La France doit mettre en place un embargo contre le régime génocidaire israélien, plutôt que d’offrir une vitrine à ses technologies militaires !
Du 15 au 19 juin prochain, le salon Eurosatory, l’un des plus grands salons de l’armement au monde, se tiendra de nouveau en région parisienne. Et de nouveau, une trentaine d’entreprises israéliennes du secteur comptent parmi les exposants. Comme elles s’en vantent elles-mêmes, ces rencontres représentent des opportunités économiques conséquentes pour ces industriels, qui mettent en avant des technologies « testées au combat » – c’est-à-dire dans le cadre de crimes de guerre et de crimes contre l’humanité commis contre les Palestinien·nes.
Alors qu’Israël poursuit son génocide à Gaza, maintient son régime d’apartheid et d’occupation militaire, accélère la colonisation de peuplement et le nettoyage ethnique des Palestinien·nes de Cisjordanie, ainsi que l’invasion et les massacres au Liban, comment peut-on justifier d’offrir une telle vitrine et un tel soutien aux industriels du génocide ?

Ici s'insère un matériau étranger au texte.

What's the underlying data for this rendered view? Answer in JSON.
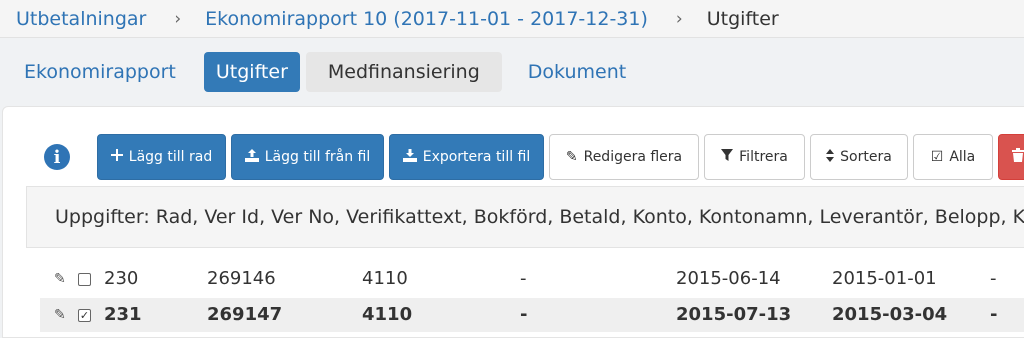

La France doit au contraire, en vertu de ses obligations internationales, tout mettre en oeuvre pour prévenir ces actes de génocide, et donc cesser d’alimenter l’économie et la logistique de la machine de guerre israélienne contre le peuple palestinien. Elle doit cesser tout commerce, transfert et livraison d’équipements militaires et composants à double-usage vers Israël. En particulier, l’Assemblée générale de l’ONU, par sa résolution votée le 18 septembre 2024 par 147 États, dont la France, a enjoint aux États de prendre une série de mesures dont celle consistant à interdire « toute exportation d’armes ou de matériels connexes en direction d’Israël ».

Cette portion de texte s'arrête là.